И она в углу. Ее давно нет, но она продолжает сидеть в углу. Как тогда. Когда втолкнули в комнату и закрыли дверь. Смирная. Сейчас. Не кричит. Не гонит в лес. Не обзывается. Не говорит плохие слова.
Подцепляю когтем кран, раскрываю пасть, захватываю языком воду. Мерзкая вода. Пахнет мертвечиной. Но жажда сильнее. Поэтому пью. А потом опускаюсь мохнатым задом на табурет. Человек внутри думает, что это смешно – огромный зверь сидит за столом, понурив башку. Но зверь не знает, что такое смешно.

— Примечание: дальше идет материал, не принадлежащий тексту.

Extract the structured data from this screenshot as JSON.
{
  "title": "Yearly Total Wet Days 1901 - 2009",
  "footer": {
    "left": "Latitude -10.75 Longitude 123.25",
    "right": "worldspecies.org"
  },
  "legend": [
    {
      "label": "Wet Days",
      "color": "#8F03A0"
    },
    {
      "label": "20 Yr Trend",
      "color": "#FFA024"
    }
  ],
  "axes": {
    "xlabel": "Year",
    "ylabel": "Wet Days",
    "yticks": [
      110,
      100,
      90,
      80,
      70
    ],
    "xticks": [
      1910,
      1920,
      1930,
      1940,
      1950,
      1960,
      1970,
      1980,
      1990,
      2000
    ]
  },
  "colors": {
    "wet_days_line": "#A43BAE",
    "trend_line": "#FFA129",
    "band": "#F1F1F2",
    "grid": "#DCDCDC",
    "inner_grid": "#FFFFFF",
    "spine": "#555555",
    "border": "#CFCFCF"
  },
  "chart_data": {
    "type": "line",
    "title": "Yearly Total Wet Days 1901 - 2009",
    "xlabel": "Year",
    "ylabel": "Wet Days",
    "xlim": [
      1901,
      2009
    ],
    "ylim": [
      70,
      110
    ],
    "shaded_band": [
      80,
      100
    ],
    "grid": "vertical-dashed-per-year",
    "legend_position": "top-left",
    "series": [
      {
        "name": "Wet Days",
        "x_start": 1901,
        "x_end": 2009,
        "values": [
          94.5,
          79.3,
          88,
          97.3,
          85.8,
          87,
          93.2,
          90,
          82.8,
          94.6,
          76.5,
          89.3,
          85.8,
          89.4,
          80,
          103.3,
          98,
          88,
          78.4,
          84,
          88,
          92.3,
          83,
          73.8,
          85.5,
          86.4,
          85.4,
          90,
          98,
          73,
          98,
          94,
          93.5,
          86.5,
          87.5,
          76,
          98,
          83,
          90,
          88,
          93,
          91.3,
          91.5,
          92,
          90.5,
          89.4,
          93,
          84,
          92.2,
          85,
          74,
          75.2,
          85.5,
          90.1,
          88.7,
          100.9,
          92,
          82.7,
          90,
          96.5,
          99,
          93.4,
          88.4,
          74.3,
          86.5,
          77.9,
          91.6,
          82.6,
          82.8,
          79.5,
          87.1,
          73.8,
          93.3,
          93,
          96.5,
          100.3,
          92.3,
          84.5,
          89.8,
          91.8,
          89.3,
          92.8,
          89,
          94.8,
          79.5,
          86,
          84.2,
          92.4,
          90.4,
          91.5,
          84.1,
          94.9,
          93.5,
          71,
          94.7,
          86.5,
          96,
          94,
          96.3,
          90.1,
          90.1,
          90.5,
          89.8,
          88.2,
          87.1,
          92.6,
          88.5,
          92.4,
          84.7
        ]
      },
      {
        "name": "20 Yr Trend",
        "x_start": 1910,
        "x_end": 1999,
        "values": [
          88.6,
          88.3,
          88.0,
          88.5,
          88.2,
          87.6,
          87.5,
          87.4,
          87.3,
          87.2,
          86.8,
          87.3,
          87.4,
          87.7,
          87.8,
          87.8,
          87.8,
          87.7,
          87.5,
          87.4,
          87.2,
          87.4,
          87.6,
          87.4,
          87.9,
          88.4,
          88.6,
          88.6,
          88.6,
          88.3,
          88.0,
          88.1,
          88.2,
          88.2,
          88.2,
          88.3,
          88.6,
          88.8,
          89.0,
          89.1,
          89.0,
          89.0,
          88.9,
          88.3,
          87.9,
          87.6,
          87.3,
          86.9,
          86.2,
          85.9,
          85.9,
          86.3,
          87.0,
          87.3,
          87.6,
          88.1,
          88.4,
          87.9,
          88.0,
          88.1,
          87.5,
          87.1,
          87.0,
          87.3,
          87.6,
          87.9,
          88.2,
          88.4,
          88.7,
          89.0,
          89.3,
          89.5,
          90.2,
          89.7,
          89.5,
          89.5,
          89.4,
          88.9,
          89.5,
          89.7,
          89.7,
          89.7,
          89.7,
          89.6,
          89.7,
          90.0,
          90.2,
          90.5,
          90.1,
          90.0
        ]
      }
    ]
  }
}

Зверь знает, что такое вкусно. Зверь знает, что такое приятно.
За окном лес. Дом стоит на краю города и смотрит окнами в лес. Как избушка в сказке. Только не поворачивается. Если положить башку на подоконник, то можно смотреть туда. В такой близкий лес. Туда, куда мне хочется. А зверь привык получать то, что ему хочется.
Стук. Кто стучит?
– Откройте, это электрики… ожидается сильный скачок напряжения, надо проверить электропроводку!
Братскгэсстрой
Разговор завел Кондратий. В очередной командировке, в очередной пустой гостинице, на одном из обитаемых островов архипелага Спецкомитета. На столе соленые огурцы, в стакане водка, в тарелках цыпленок табака. Сапоги сброшены, мундиры расстегнуты, портупеи висят на вешалках, уцепившись железными ртами за крючки. Выпито за встречу. Выпито за контору. Выпито за друзей. И даже за врагов выпито. Дым коромыслом.
– У меня есть совершенно фантастическая девочка, – сказал Кондратий.
– Отправляй к нам, – предлагаю. – Фантастика – наш профиль.
– Не в том смысле, – покачал сигаретой между пожелтелыми пальцами. – Ишь какой. Скорый.
– Как «Красная стрела».
– Нет, свою Лизу вашим вивисекторам не отдам. У нас на нее грандиозные планы. Такие планы, что первые пятилетки покажутся… покажутся… – он сбился, защелкал, выискивая словцо. – В общем, не отдам, и не проси.
– И не прошу.
– Что ты знаешь о Братскгэсстрое?
– Они строили Братскую ГЭС.
Кондратий посмотрел укоризненно:
– А еще скажи, что они возводили Братск.